ADAC fordert größere Parkplätze: Moderne Autos sind breiter geworden

Bekommt die Tür kaum auf: Wie Tobias Novak (Foto) geht es vielen, die ihr Auto zum Beispiel auf dem Parkdeck am Vellmarer Rathaus abstellen wollen. Die Gefahr, ein anderes Auto zu beschädigen, ist hier groß. Fotos: Ziemann

Vellmar. Beulen, Kratzer und Schrammen am Auto - oft entstehen sie beim Ein- oder Ausparken. Daran ist nicht immer die Unfähigkeit der Autofahrer schuld. Viele Parkplätze sind einfach zu eng.

Der ADAC empfiehlt 2,50 Meter breite Parkplätze und fordert, diese Vorschrift in die Garagenverordnung aufzunehmen. Aktuell sind 2,30 Meter vorgeschrieben. Ältere Parkplätze, wie zum Beispiel die auf dem Parkdeck am Vellmarer Rathaus, sind sogar nur 2,20 Meter breit. „Das Aussteigen bei solch engen Parklücken ist aus einem Mittelklassewagen schon sehr schwierig“, sagt Johann Nowicki vom ADAC. „Bei einem Coupé, das sehr lange Türen hat, fast unmöglich.“

Nur 40 Zentimeter Abstand: Dicht an dicht stehen die Autos auf den 2,20 Meter schmalen Parkplätzen auf dem Vellmarer Parkdeck.
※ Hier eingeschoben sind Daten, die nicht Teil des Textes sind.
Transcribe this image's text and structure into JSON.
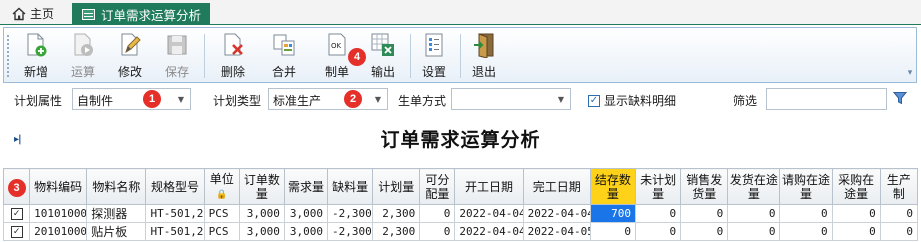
{
  "tabs": {
    "home_label": "主页",
    "active_label": "订单需求运算分析"
  },
  "toolbar": {
    "buttons": [
      {
        "label": "新增",
        "icon": "new-icon",
        "enabled": true
      },
      {
        "label": "运算",
        "icon": "compute-icon",
        "enabled": false
      },
      {
        "label": "修改",
        "icon": "edit-icon",
        "enabled": true
      },
      {
        "label": "保存",
        "icon": "save-icon",
        "enabled": false
      },
      {
        "label": "删除",
        "icon": "delete-icon",
        "enabled": true
      },
      {
        "label": "合并",
        "icon": "merge-icon",
        "enabled": true
      },
      {
        "label": "制单",
        "icon": "make-order-icon",
        "enabled": true
      },
      {
        "label": "输出",
        "icon": "export-icon",
        "enabled": true
      },
      {
        "label": "设置",
        "icon": "settings-icon",
        "enabled": true
      },
      {
        "label": "退出",
        "icon": "exit-icon",
        "enabled": true
      }
    ]
  },
  "filters": {
    "plan_attr_label": "计划属性",
    "plan_attr_value": "自制件",
    "plan_type_label": "计划类型",
    "plan_type_value": "标准生产",
    "production_mode_label": "生单方式",
    "production_mode_value": "",
    "show_shortage_label": "显示缺料明细",
    "show_shortage_checked": true,
    "filter_label": "筛选",
    "filter_value": ""
  },
  "badges": {
    "b1": "1",
    "b2": "2",
    "b3": "3",
    "b4": "4"
  },
  "report": {
    "collapse_glyph": "▸|",
    "title": "订单需求运算分析"
  },
  "grid": {
    "columns": [
      "物料编码",
      "物料名称",
      "规格型号",
      "单位",
      "订单数量",
      "需求量",
      "缺料量",
      "计划量",
      "可分配量",
      "开工日期",
      "完工日期",
      "结存数量",
      "未计划量",
      "销售发货量",
      "发货在途量",
      "请购在途量",
      "采购在途量",
      "生产制"
    ],
    "rows": [
      {
        "checked": true,
        "code": "10101000",
        "name": "探测器",
        "spec": "HT-501,2",
        "unit": "PCS",
        "order_qty": "3,000",
        "demand": "3,000",
        "shortage": "-2,300",
        "plan_qty": "2,300",
        "allocatable": "0",
        "start": "2022-04-04",
        "finish": "2022-04-04",
        "stock": "700",
        "unplanned": "0",
        "sales_ship": "0",
        "ship_transit": "0",
        "req_transit": "0",
        "po_transit": "0",
        "prod": "0"
      },
      {
        "checked": true,
        "code": "20101000",
        "name": "贴片板",
        "spec": "HT-501,2",
        "unit": "PCS",
        "order_qty": "3,000",
        "demand": "3,000",
        "shortage": "-2,300",
        "plan_qty": "2,300",
        "allocatable": "0",
        "start": "2022-04-04",
        "finish": "2022-04-05",
        "stock": "0",
        "unplanned": "0",
        "sales_ship": "0",
        "ship_transit": "0",
        "req_transit": "0",
        "po_transit": "0",
        "prod": "0"
      }
    ]
  },
  "colors": {
    "tab_active": "#1f7b5c",
    "badge": "#e5302a",
    "stock_header": "#ffd21a",
    "selection": "#1a75e8"
  }
}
Das Park-Problem ist in Vellmar bekannt. „Wenn das Parkdeck saniert wird, werden die Plätze ummarkiert, auch wenn dadurch ein paar verloren gehen“, sagt Wolfhard Eidenmüller vom Verwaltungsbereich Ordnung und Sicherheit im Vellmarer Rathaus. Unfälle auf dem Deck seien ihm zwar nicht bekannt, es komme aber öfter zu Beschwerden. Sonst seien in Vellmar alle Parkplätze mindestens 2,30 Meter, die neueren am Festplatz, im Bereich Dörnbergstraße und die Park-and-ride-Parkplätze bereits 2,50 Meter breit, erklärt Eidenmüller.

Der Bundesverband Parken hat zu diesem Thema eine Studie erarbeitet. Das Ergebnis: In den vergangenen zehn Jahren habe sich die Fahrzeugbreite um durchschnittlich 15 Zentimeter verbreitert, erklärt Nowicki. Ein Mercedes der S-Klasse zum Beispiel messe mit Außenspiegeln 2,13 Meter.
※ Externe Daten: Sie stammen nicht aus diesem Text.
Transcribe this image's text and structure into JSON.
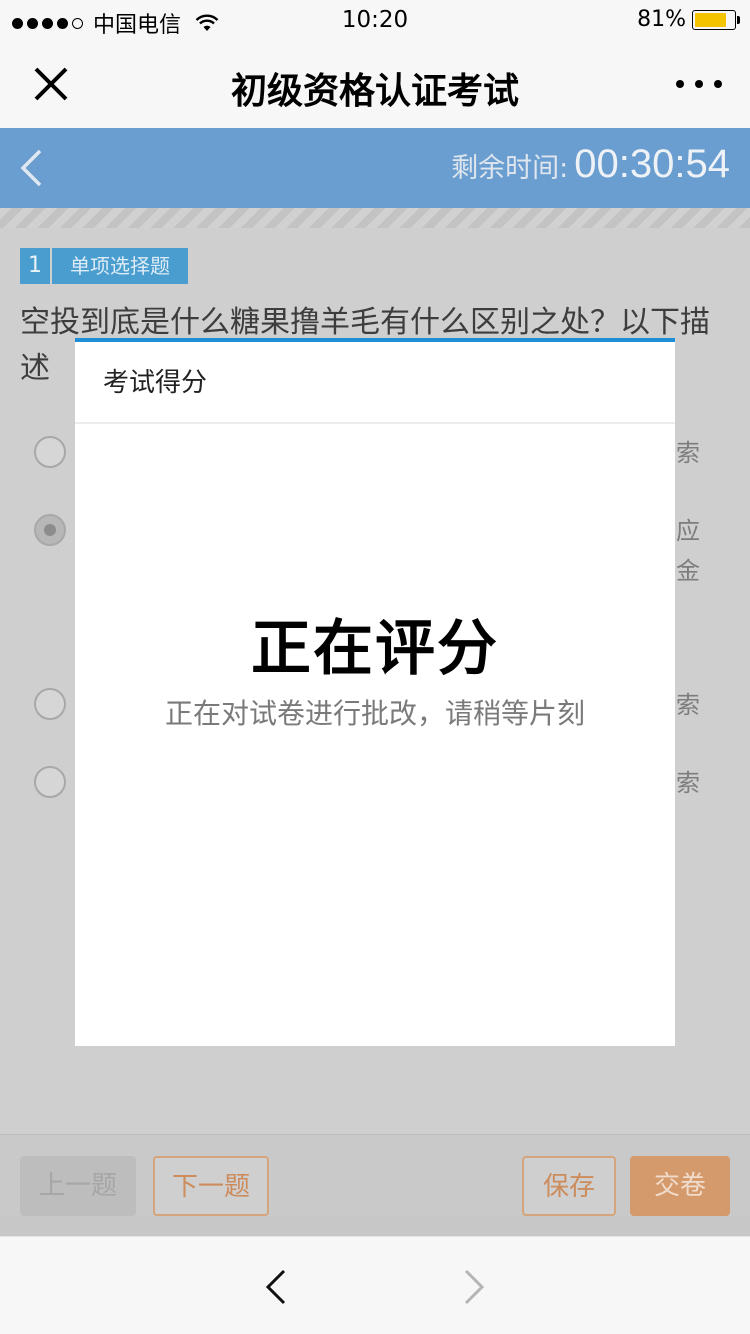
{
  "status_bar": {
    "carrier": "中国电信",
    "time": "10:20",
    "battery_percent": "81%",
    "battery_level": 0.81,
    "signal_bars": 4
  },
  "nav": {
    "title": "初级资格认证考试",
    "close_icon": "close-icon",
    "more_icon": "more-icon"
  },
  "exam_header": {
    "timer_label": "剩余时间:",
    "timer_value": "00:30:54"
  },
  "question": {
    "number": "1",
    "type": "单项选择题",
    "text": "空投到底是什么糖果撸羊毛有什么区别之处？以下描述"
  },
  "options": [
    {
      "fragment": "索",
      "checked": false
    },
    {
      "fragment": "应\n金",
      "checked": true
    },
    {
      "fragment": "索",
      "checked": false
    },
    {
      "fragment": "索",
      "checked": false
    }
  ],
  "toolbar": {
    "prev_label": "上一题",
    "next_label": "下一题",
    "save_label": "保存",
    "submit_label": "交卷"
  },
  "modal": {
    "title": "考试得分",
    "heading": "正在评分",
    "message": "正在对试卷进行批改，请稍等片刻"
  },
  "colors": {
    "accent_blue": "#1e8fd6",
    "header_blue": "#6b9ed0",
    "tag_blue": "#4a9ecf",
    "action_orange": "#d49a6c",
    "battery_yellow": "#f5c400"
  }
}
Sein Vorschlag: Alle Parkplätze, die schmaler als 2,50 Meter seien, sollten mit einem Schild kenntlich gemacht werden, um zu signalisieren, dass diese nur für Kleinwagen geeignet seien. Neben den Breiten der Autos sei auch der demografische Wandel zu beachten. „Die Bevölkerung wird immer älter, viele kommen wegen ihrer eingeschränkten Beweglichkeit nicht mehr aus ihrem Auto heraus“, heißt es beim ADAC.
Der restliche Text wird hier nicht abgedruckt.